La sorprendente dichiarazione programmatica – paragonabile alla svolta del VI congresso del Komintern, che nel 1928 coniò il termine “socialfascismo” per bollare come irriducibile nemico del popolo chiunque, socialisti inclusi, non fosse comunista – è contenuta in un editoriale stancamente dedicato alle “epurazioni” in Rai (di cui a dire il vero non si vede traccia, un po’ come nella storia di Pierino e del lupo, ma pazienza).

“Troviamo curiosa e stucchevole l’aria stupefatta di chi insorge contro gli uzzoli censorii dei giannizzeri governativi”, scrive un ispiratissimo Travaglio. Sul banco degli imputati nientepopodimenoché “Roberto Saviano, Ezio Mauro, sinistra Pd e opposizioni varie”, colpevoli di aver criticato ieri l’intemerata di Michele Anzaldi contro Ballarò.

“Proteste che condividiamo in pieno”, precisa il direttore del Fatto: e tuttavia indelebilmente segnate da un vizio di origine che non può essere perdonato. “Ma queste anime belle – s’infervora Travaglio – ci sono o ci fanno?”.
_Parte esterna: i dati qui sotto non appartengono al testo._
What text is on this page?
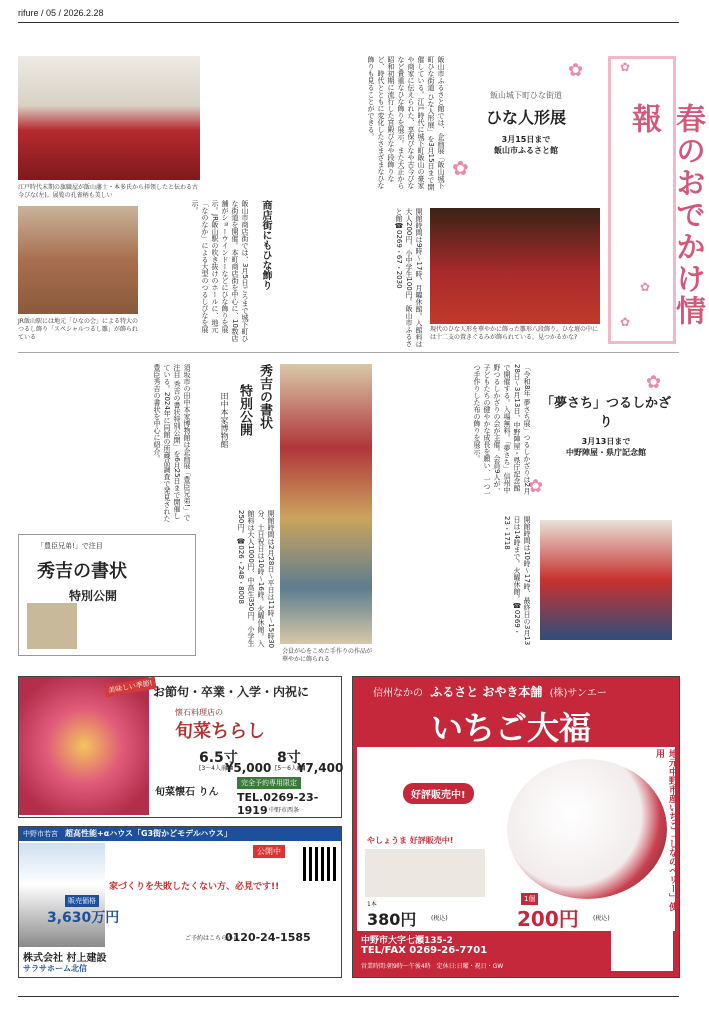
rifure / 05 / 2026.2.28
春のおでかけ情報
✿
✿
✿
飯山城下町ひな街道
ひな人形展
3月15日まで
飯山市ふるさと館
✿
✿
飯山市ふるさと館では、企画展「飯山城下町ひな街道 ひな人形展」を3月15日まで開催している。江戸時代に城下町飯山の豪家や商家に伝えられた、享保びなや古今びななど貴重なひな飾りを展示。また大正から昭和初期に流行した宮殿びなや段飾りなど、時代とともに変化したさまざまなひな飾りも見ることができる。
江戸時代末期の旗職屋が飯山藩士・本多氏から拝領したと伝わる古今びな(左)。展覧の孔雀柄も美しい
現代のひな人形を華やかに飾った雛形八段飾り。ひな壇の中には十二支の置きぐるみが飾られている。見つかるかな?
開館時間は9時〜17時、月曜休館。入館料は大人200円、小中学生100円。飯山市ふるさと館☎0269・67・2030
商店街にもひな飾り
飯山市商店街では、3月5日ごろまで城下町ひな街道を開催。本町商店街を中心に、10数店舗がショーウインドーなどにひな飾りを展示。JR飯山駅の吹き抜けのホールに、地元「なのなか」による大型のつるしびなを展示。
JR飯山駅には地元「ひなの会」による特大のつるし飾り「スペシャルつるし雛」が飾られている
「夢さち」つるしかざり
3月13日まで
中野陣屋・県庁記念館
✿
✿
「令和8年 夢さち展」つるしかざりは2月28日〜3月13日、中野陣屋・県庁記念館で開催する。入場無料。「夢さち」信州中野つるしかざりの会が主催。会員9人が、子どもたちの健やかな成長を願い、一つ一つ手作りした布の飾りを展示。
開館時間は10時〜17時、最終日の3月13日は14時まで。火曜休館。☎0269・23・1718
会員が心をこめた手作りの作品が華やかに飾られる
秀吉の書状
特別公開
田中本家博物館
須坂市の田中本家博物館は企画展「豊臣兄弟!」で注目 秀吉の書状特別公開」を6月25日まで開催している。2024年に同館の所蔵品調査で発見された豊臣秀吉の書状を中心に紹介。
開館時間は2月28日〜平日は11時〜15時30分、土日祝日は10時〜16時。火曜休館。入館料は大人1000円、中高生350円、小学生250円。☎026・248・8008
「豊臣兄弟!」で注目
秀吉の書状
特別公開
美味しい季節! お節句・卒業・入学・内祝に
懐石料理店の
旬菜ちらし
6.5寸
[3〜4人前]
¥5,000
8寸
[5〜6人前]
¥7,400
完全予約専用限定
旬菜懐石 りん TEL.0269-23-1919 中野市西条
信州なかの ふるさと おやき本舗 (株)サンエー
いちご大福
好評販売中!
やしょうま 好評販売中!
1本
380円 (税込)
1個
200円 (税込)
地元中野市産いちご「しなのベリー」使用
中野市大字七瀬135-2
TEL/FAX 0269-26-7701
営業時間:朝9時〜午後4時 定休日:日曜・祝日・GW
中野市若宮 超高性能+αハウス「G3街かどモデルハウス」
公開中
家づくりを失敗したくない方、必見です!!
販売価格
3,630万円
株式会社 村上建設
サラサホーム北信
ご予約はこちらから
0120-24-1585
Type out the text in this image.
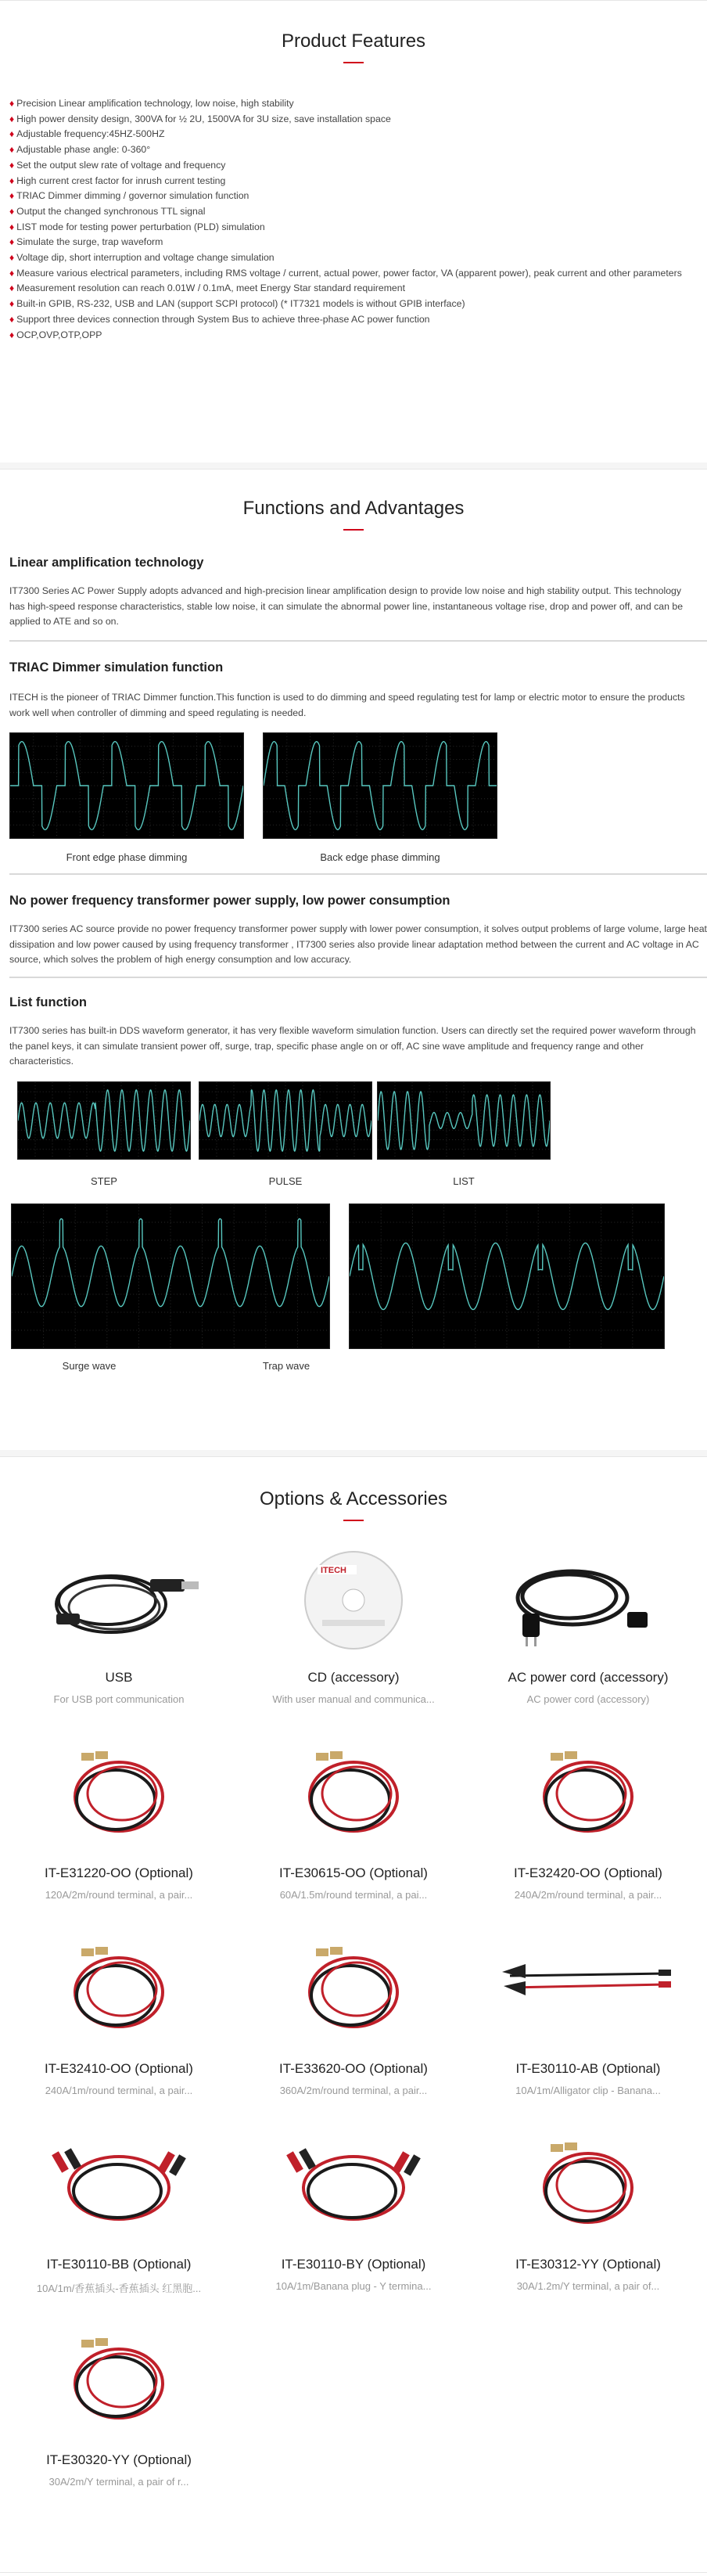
Product Features
♦ Precision Linear amplification technology, low noise, high stability
♦ High power density design, 300VA for ½ 2U, 1500VA for 3U size, save installation space
♦ Adjustable frequency:45HZ-500HZ
♦ Adjustable phase angle: 0-360°
♦ Set the output slew rate of voltage and frequency
♦ High current crest factor for inrush current testing
♦ TRIAC Dimmer dimming / governor simulation function
♦ Output the changed synchronous TTL signal
♦ LIST mode for testing power perturbation (PLD) simulation
♦ Simulate the surge, trap waveform
♦ Voltage dip, short interruption and voltage change simulation
♦ Measure various electrical parameters, including RMS voltage / current, actual power, power factor, VA (apparent power), peak current and other parameters
♦ Measurement resolution can reach 0.01W / 0.1mA, meet Energy Star standard requirement
♦ Built-in GPIB, RS-232, USB and LAN (support SCPI protocol) (* IT7321 models is without GPIB interface)
♦ Support three devices connection through System Bus to achieve three-phase AC power function
♦ OCP,OVP,OTP,OPP
Functions and Advantages
Linear amplification technology
IT7300 Series AC Power Supply adopts advanced and high-precision linear amplification design to provide low noise and high stability output. This technology has high-speed response characteristics, stable low noise, it can simulate the abnormal power line, instantaneous voltage rise, drop and power off, and can be applied to ATE and so on.
TRIAC Dimmer simulation function
ITECH is the pioneer of TRIAC Dimmer function.This function is used to do dimming and speed regulating test for lamp or electric motor to ensure the products work well when controller of dimming and speed regulating is needed.
Front edge phase dimming	Back edge phase dimming
No power frequency transformer power supply, low power consumption
IT7300 series AC source provide no power frequency transformer power supply with lower power consumption, it solves output problems of large volume, large heat dissipation and low power caused by using frequency transformer , IT7300 series also provide linear adaptation method between the current and AC voltage in AC source, which solves the problem of high energy consumption and low accuracy.
List function
IT7300 series has built-in DDS waveform generator, it has very flexible waveform simulation function. Users can directly set the required power waveform through the panel keys, it can simulate transient power off, surge, trap, specific phase angle on or off, AC sine wave amplitude and frequency range and other characteristics.
STEP	PULSE	LIST
Surge wave	Trap wave
Options & Accessories
USB
For USB port communication
ITECH
CD (accessory)
With user manual and communica...
AC power cord (accessory)
AC power cord (accessory)
IT-E31220-OO (Optional)
120A/2m/round terminal, a pair...
IT-E30615-OO (Optional)
60A/1.5m/round terminal, a pai...
IT-E32420-OO (Optional)
240A/2m/round terminal, a pair...
IT-E32410-OO (Optional)
240A/1m/round terminal, a pair...
IT-E33620-OO (Optional)
360A/2m/round terminal, a pair...
IT-E30110-AB (Optional)
10A/1m/Alligator clip - Banana...
IT-E30110-BB (Optional)
10A/1m/香蕉插头-香蕉插头 红黑胞...
IT-E30110-BY (Optional)
10A/1m/Banana plug - Y termina...
IT-E30312-YY (Optional)
30A/1.2m/Y terminal, a pair of...
IT-E30320-YY (Optional)
30A/2m/Y terminal, a pair of r...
Perché, questo è il ragionamento del giovane erede del Komintern, il regime c’è già da un pezzo e nessuno di loro ha imbracciato le armi quando avrebbe dovuto, cioè quando il Fatto era “il solo giornale che osava denunciarlo”.

Le “animucce candide” che hanno diretto Repubblica, scritto Gomorra, militato contro Renzi nel Pd e contro il suo governo in Parlamento devono dunque tacere, e per sempre: l’opposizione è mia e me la gestisco io.